That said, I think it's still awesome to ressurect this project for folks to play around with on modern hardware! It appears to have some of the full development environment experience that none of the rest of us in the ML community have put into our products.

The implementation has not progressed at all since 1999, when Harlequin folded. It doesn't do defunctorization, so probably can't compete with MLton on performance (but it does have an IDE including a REPL, unlike MLton). It's much closer to the Definition than SML/NJ (of course): once we have the compiler running again I'll be interested to use it on the MLton corner cases. And certainly the SML/NJ garbage collector was occasionally a subject of light-hearted mockery among MLWorkers. But as I say, I don't expect x86 performance to be all that great.
Certainly! SML/NJ was a research platform first and high-performance/implementation second.

Defunctorization helps, but from talking with Matthew Fluet, most of the perf comes from the combination of monomorphization and whole-program compilation. You get to avoid all the hackery involved with trying to mix essential inlining (e.g., map, foldl) with separate compilation and the somewhat unpredictable performance that results when a user accidentally writes their own map function but puts it in a separate source file without magical incantations for the inliner.

Also, we're working to get the rights for the definition back from MIT press so we can both push out a free PDF version and update the bugs.

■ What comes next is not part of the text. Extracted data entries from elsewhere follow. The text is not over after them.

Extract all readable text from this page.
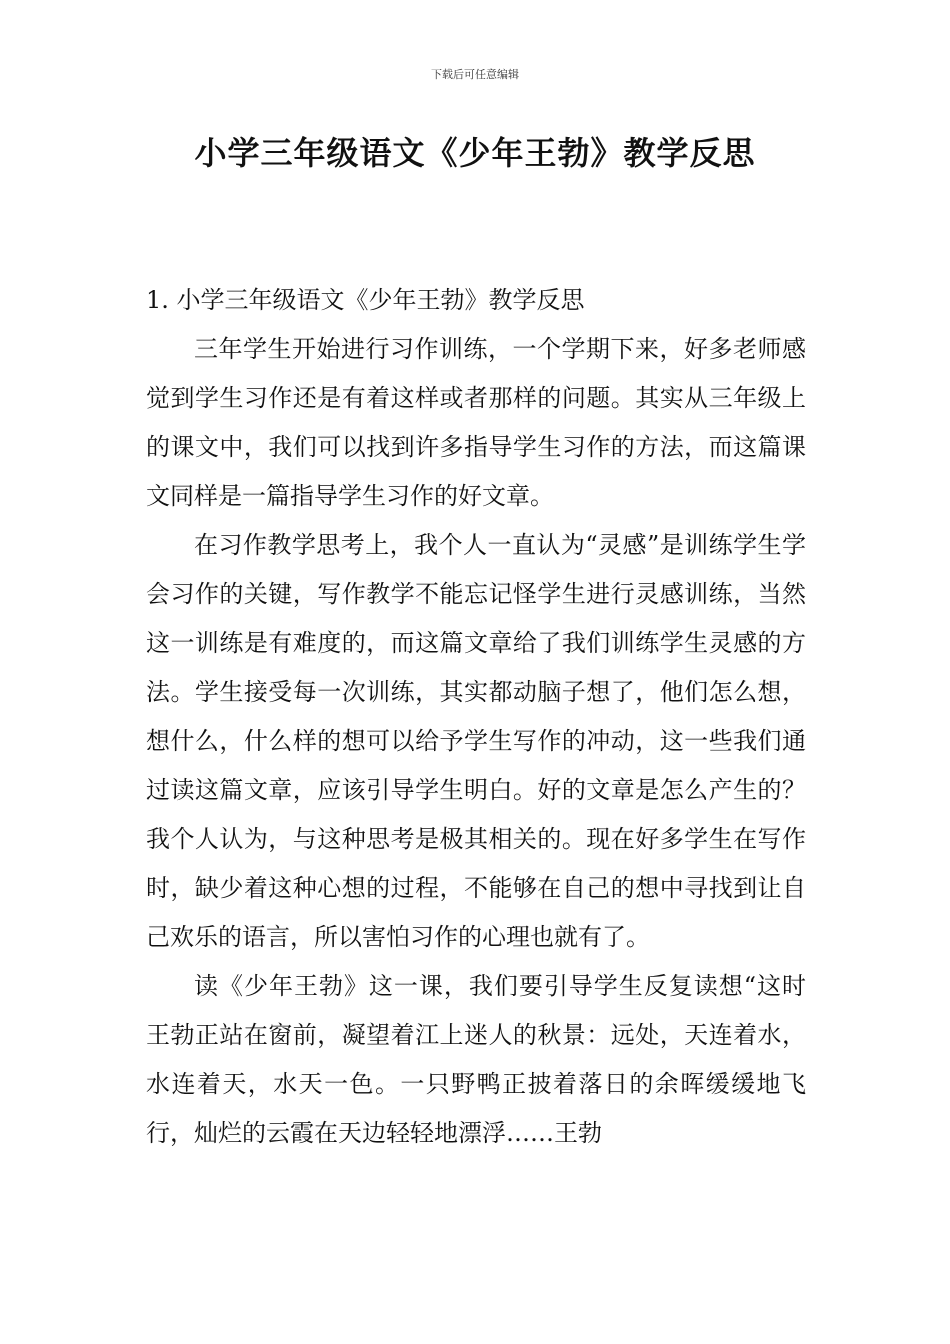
下载后可任意编辑
小学三年级语文《少年王勃》教学反思
1. 小学三年级语文《少年王勃》教学反思

三年学生开始进行习作训练，一个学期下来，好多老师感觉到学生习作还是有着这样或者那样的问题。其实从三年级上的课文中，我们可以找到许多指导学生习作的方法，而这篇课文同样是一篇指导学生习作的好文章。

在习作教学思考上，我个人一直认为“灵感”是训练学生学会习作的关键，写作教学不能忘记怪学生进行灵感训练，当然这一训练是有难度的，而这篇文章给了我们训练学生灵感的方法。学生接受每一次训练，其实都动脑子想了，他们怎么想，想什么，什么样的想可以给予学生写作的冲动，这一些我们通过读这篇文章，应该引导学生明白。好的文章是怎么产生的？我个人认为，与这种思考是极其相关的。现在好多学生在写作时，缺少着这种心想的过程，不能够在自己的想中寻找到让自己欢乐的语言，所以害怕习作的心理也就有了。

读《少年王勃》这一课，我们要引导学生反复读想“这时王勃正站在窗前，凝望着江上迷人的秋景：远处，天连着水，水连着天，水天一色。一只野鸭正披着落日的余晖缓缓地飞行，灿烂的云霞在天边轻轻地漂浮……王勃
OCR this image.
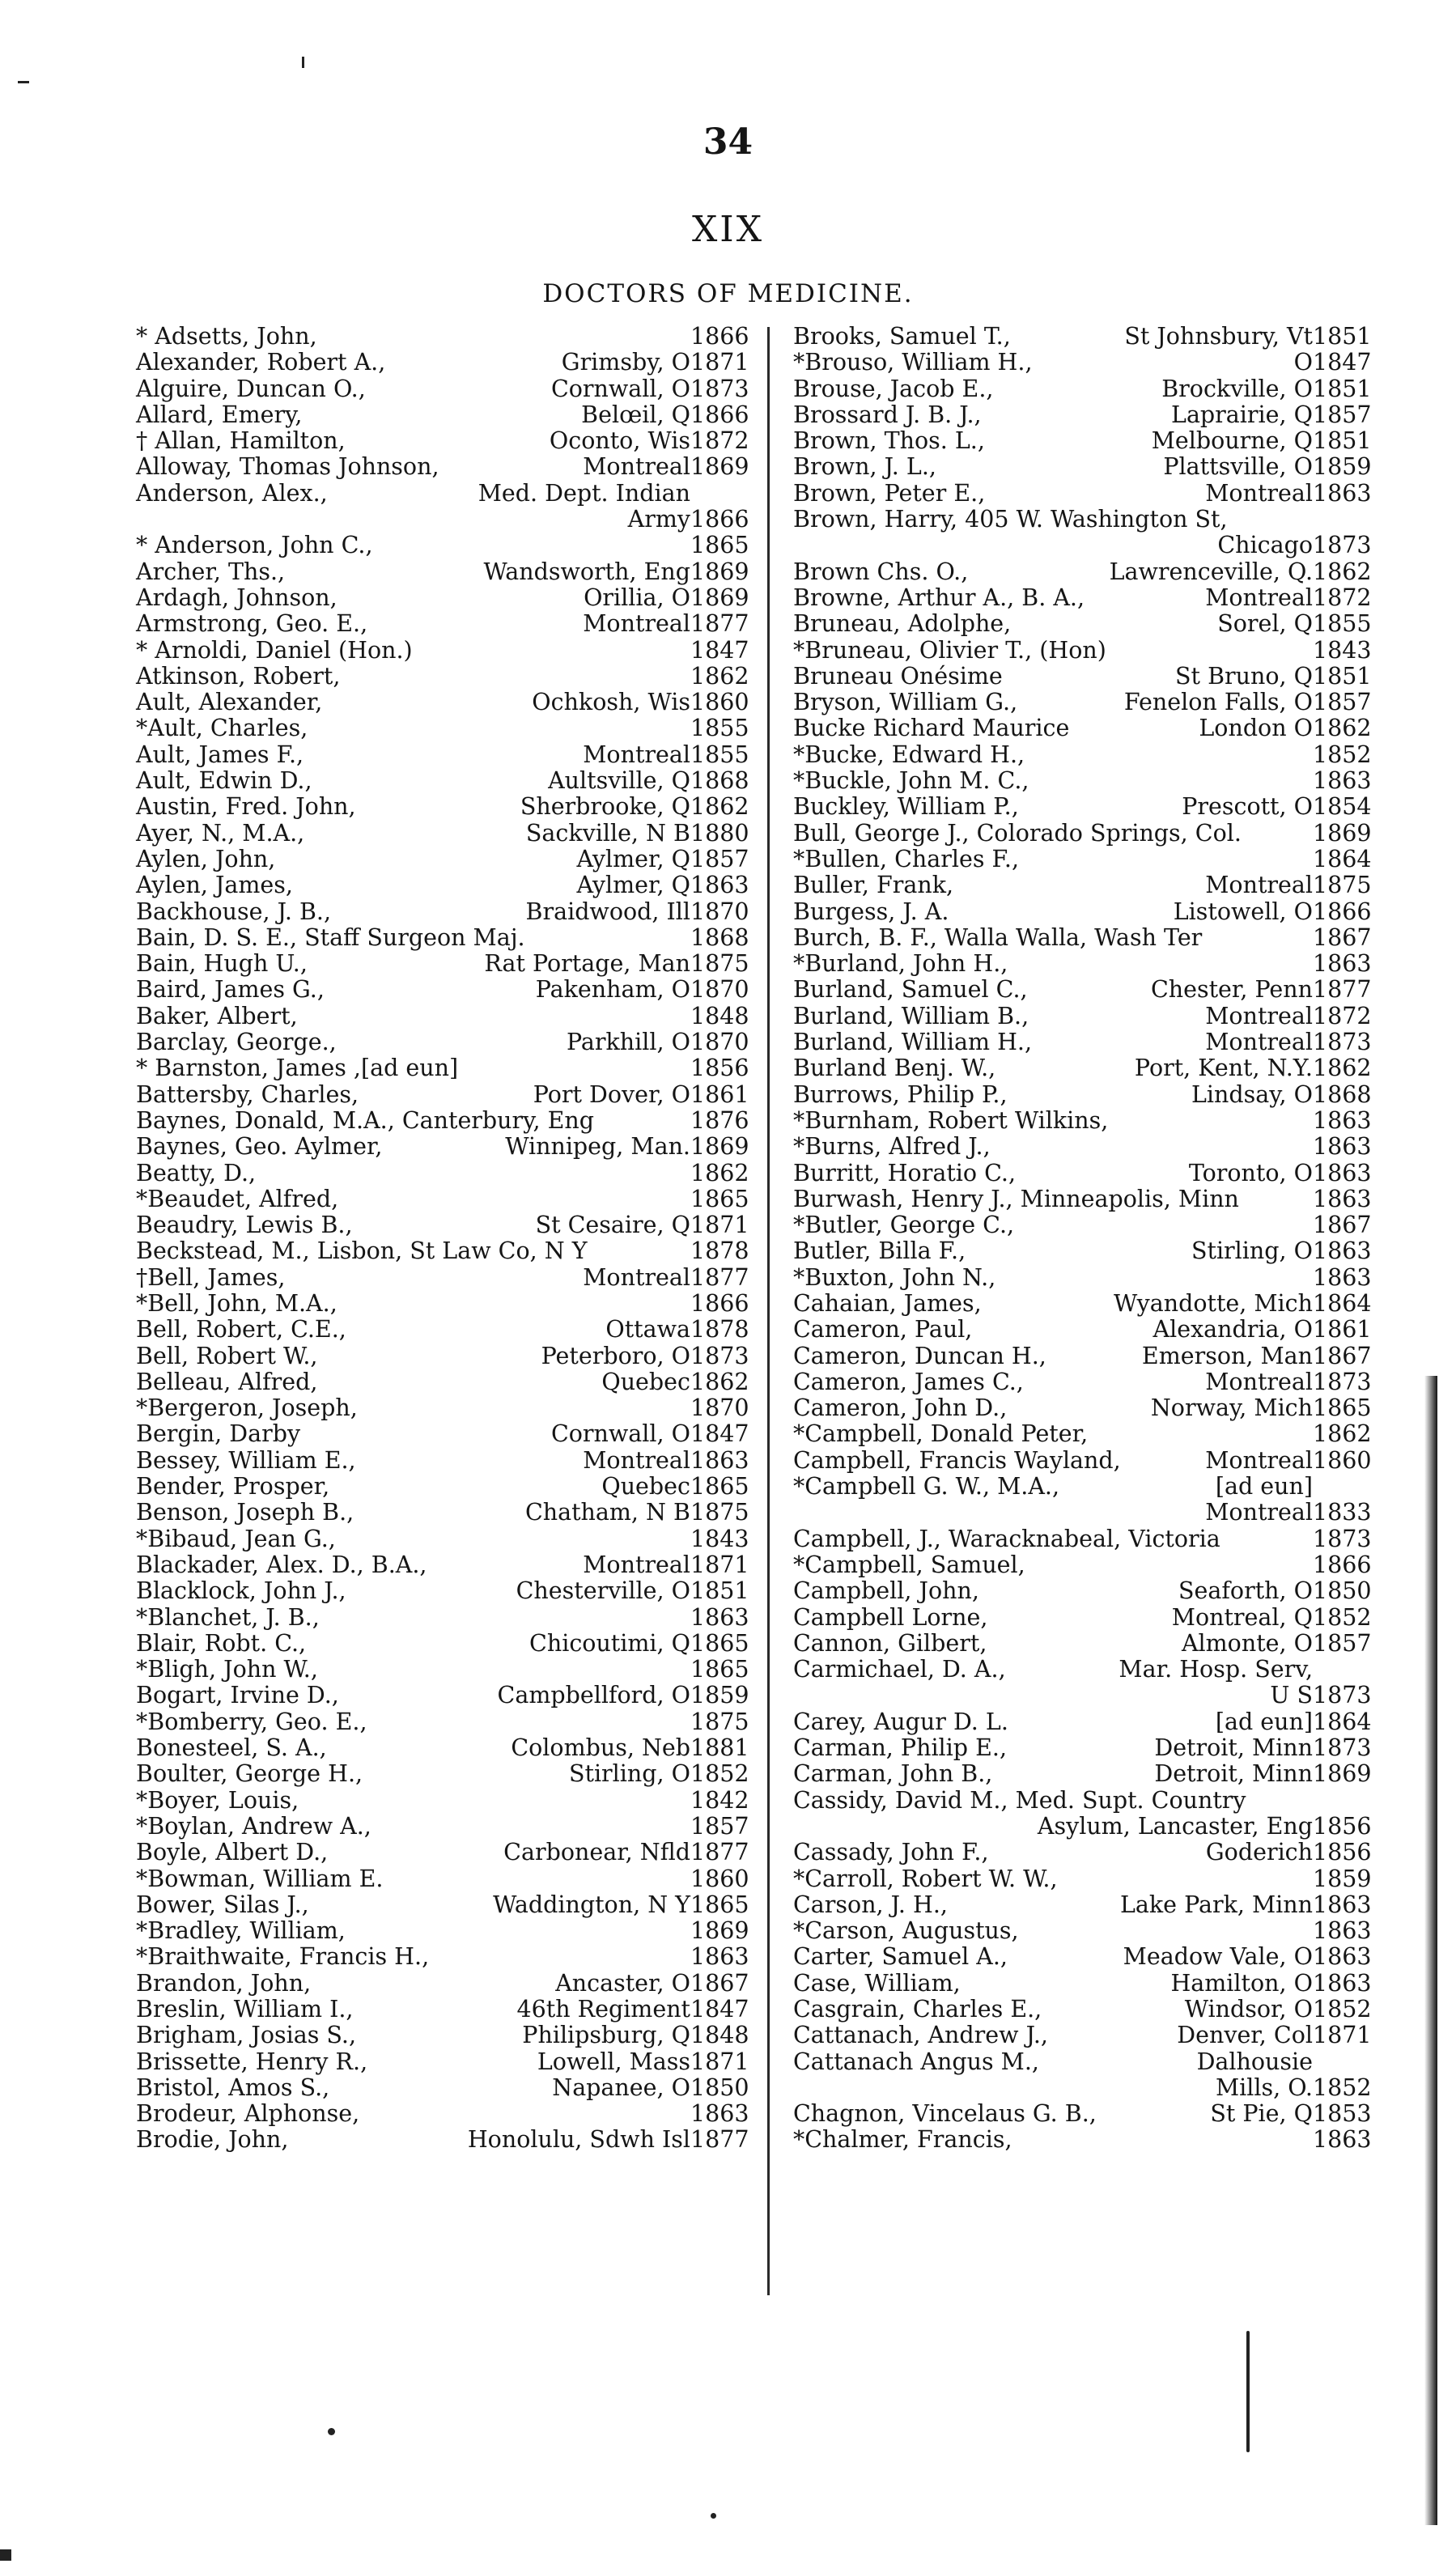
34
XIX
DOCTORS OF MEDICINE.
* Adsetts, John,	1866
Alexander, Robert A.,	Grimsby, O 1871
Alguire, Duncan O.,	Cornwall, O 1873
Allard, Emery,	Belœil, Q 1866
† Allan, Hamilton,	Oconto, Wis 1872
Alloway, Thomas Johnson,	Montreal 1869
Anderson, Alex.,	Med. Dept. Indian
Army 1866
* Anderson, John C.,	1865
Archer, Ths.,	Wandsworth, Eng 1869
Ardagh, Johnson,	Orillia, O 1869
Armstrong, Geo. E.,	Montreal 1877
* Arnoldi, Daniel (Hon.)	1847
Atkinson, Robert,	1862
Ault, Alexander,	Ochkosh, Wis 1860
*Ault, Charles,	1855
Ault, James F.,	Montreal 1855
Ault, Edwin D.,	Aultsville, Q 1868
Austin, Fred. John,	Sherbrooke, Q 1862
Ayer, N., M.A.,	Sackville, N B 1880
Aylen, John,	Aylmer, Q 1857
Aylen, James,	Aylmer, Q 1863
Backhouse, J. B.,	Braidwood, Ill 1870
Bain, D. S. E., Staff Surgeon Maj.	1868
Bain, Hugh U.,	Rat Portage, Man 1875
Baird, James G.,	Pakenham, O 1870
Baker, Albert,	1848
Barclay, George.,	Parkhill, O 1870
* Barnston, James ,[ad eun]	1856
Battersby, Charles,	Port Dover, O 1861
Baynes, Donald, M.A., Canterbury, Eng	1876
Baynes, Geo. Aylmer,	Winnipeg, Man. 1869
Beatty, D.,	1862
*Beaudet, Alfred,	1865
Beaudry, Lewis B.,	St Cesaire, Q 1871
Beckstead, M., Lisbon, St Law Co, N Y	1878
†Bell, James,	Montreal 1877
*Bell, John, M.A.,	1866
Bell, Robert, C.E.,	Ottawa 1878
Bell, Robert W.,	Peterboro, O 1873
Belleau, Alfred,	Quebec 1862
*Bergeron, Joseph,	1870
Bergin, Darby	Cornwall, O 1847
Bessey, William E.,	Montreal 1863
Bender, Prosper,	Quebec 1865
Benson, Joseph B.,	Chatham, N B 1875
*Bibaud, Jean G.,	1843
Blackader, Alex. D., B.A.,	Montreal 1871
Blacklock, John J.,	Chesterville, O 1851
*Blanchet, J. B.,	1863
Blair, Robt. C.,	Chicoutimi, Q 1865
*Bligh, John W.,	1865
Bogart, Irvine D.,	Campbellford, O 1859
*Bomberry, Geo. E.,	1875
Bonesteel, S. A.,	Colombus, Neb 1881
Boulter, George H.,	Stirling, O 1852
*Boyer, Louis,	1842
*Boylan, Andrew A.,	1857
Boyle, Albert D.,	Carbonear, Nfld 1877
*Bowman, William E.	1860
Bower, Silas J.,	Waddington, N Y 1865
*Bradley, William,	1869
*Braithwaite, Francis H.,	1863
Brandon, John,	Ancaster, O 1867
Breslin, William I.,	46th Regiment 1847
Brigham, Josias S.,	Philipsburg, Q 1848
Brissette, Henry R.,	Lowell, Mass 1871
Bristol, Amos S.,	Napanee, O 1850
Brodeur, Alphonse,	1863
Brodie, John,	Honolulu, Sdwh Isl 1877
Brooks, Samuel T.,	St Johnsbury, Vt 1851
*Brouso, William H.,	O 1847
Brouse, Jacob E.,	Brockville, O 1851
Brossard J. B. J.,	Laprairie, Q 1857
Brown, Thos. L.,	Melbourne, Q 1851
Brown, J. L.,	Plattsville, O 1859
Brown, Peter E.,	Montreal 1863
Brown, Harry, 405 W. Washington St,
Chicago 1873
Brown Chs. O.,	Lawrenceville, Q. 1862
Browne, Arthur A., B. A.,	Montreal 1872
Bruneau, Adolphe,	Sorel, Q 1855
*Bruneau, Olivier T., (Hon)	1843
Bruneau Onésime	St Bruno, Q 1851
Bryson, William G.,	Fenelon Falls, O 1857
Bucke Richard Maurice	London O 1862
*Bucke, Edward H.,	1852
*Buckle, John M. C.,	1863
Buckley, William P.,	Prescott, O 1854
Bull, George J., Colorado Springs, Col.	1869
*Bullen, Charles F.,	1864
Buller, Frank,	Montreal 1875
Burgess, J. A.	Listowell, O 1866
Burch, B. F., Walla Walla, Wash Ter	1867
*Burland, John H.,	1863
Burland, Samuel C.,	Chester, Penn 1877
Burland, William B.,	Montreal 1872
Burland, William H.,	Montreal 1873
Burland Benj. W.,	Port, Kent, N.Y. 1862
Burrows, Philip P.,	Lindsay, O 1868
*Burnham, Robert Wilkins,	1863
*Burns, Alfred J.,	1863
Burritt, Horatio C.,	Toronto, O 1863
Burwash, Henry J., Minneapolis, Minn	1863
*Butler, George C.,	1867
Butler, Billa F.,	Stirling, O 1863
*Buxton, John N.,	1863
Cahaian, James,	Wyandotte, Mich 1864
Cameron, Paul,	Alexandria, O 1861
Cameron, Duncan H.,	Emerson, Man 1867
Cameron, James C.,	Montreal 1873
Cameron, John D.,	Norway, Mich 1865
*Campbell, Donald Peter,	1862
Campbell, Francis Wayland,	Montreal 1860
*Campbell G. W., M.A.,	[ad eun]
Montreal 1833
Campbell, J., Waracknabeal, Victoria	1873
*Campbell, Samuel,	1866
Campbell, John,	Seaforth, O 1850
Campbell Lorne,	Montreal, Q 1852
Cannon, Gilbert,	Almonte, O 1857
Carmichael, D. A.,	Mar. Hosp. Serv,
U S 1873
Carey, Augur D. L.	[ad eun] 1864
Carman, Philip E.,	Detroit, Minn 1873
Carman, John B.,	Detroit, Minn 1869
Cassidy, David M., Med. Supt. Country
Asylum, Lancaster, Eng 1856
Cassady, John F.,	Goderich 1856
*Carroll, Robert W. W.,	1859
Carson, J. H.,	Lake Park, Minn 1863
*Carson, Augustus,	1863
Carter, Samuel A.,	Meadow Vale, O 1863
Case, William,	Hamilton, O 1863
Casgrain, Charles E.,	Windsor, O 1852
Cattanach, Andrew J.,	Denver, Col 1871
Cattanach Angus M.,	Dalhousie
Mills, O. 1852
Chagnon, Vincelaus G. B.,	St Pie, Q 1853
*Chalmer, Francis,	1863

There are several corner cases that Harper, Tofte, and MacQueen consider mistakes in the '97 version of the definition, but haven't really taken the time to push out an updated definition, after the ML2000 effort went nowhere. Follow up with me offline (contact info in my profile) if you're morbidly curious.

I'm sure we'll be in touch. I suggest you join the mailing list, then you'll be able to track our progress (and you'll be the first to know once we have a working compiler).

Do give my regards to John Reppy, who I haven't seen for about 15 years. As I recall, he was the author of the "new" GC in SML/NJ (in the mid 90s), which was a distinct improvement on the original semi-space collector.

It would be excellent to have the Definition available online. MLWorks originated with a contract to develop a very strict implementation of the Definition, and we were quite proud of being truly Standard ML.
if they don't have a bootstrap compiler yet i would guess they're not running benchmarks...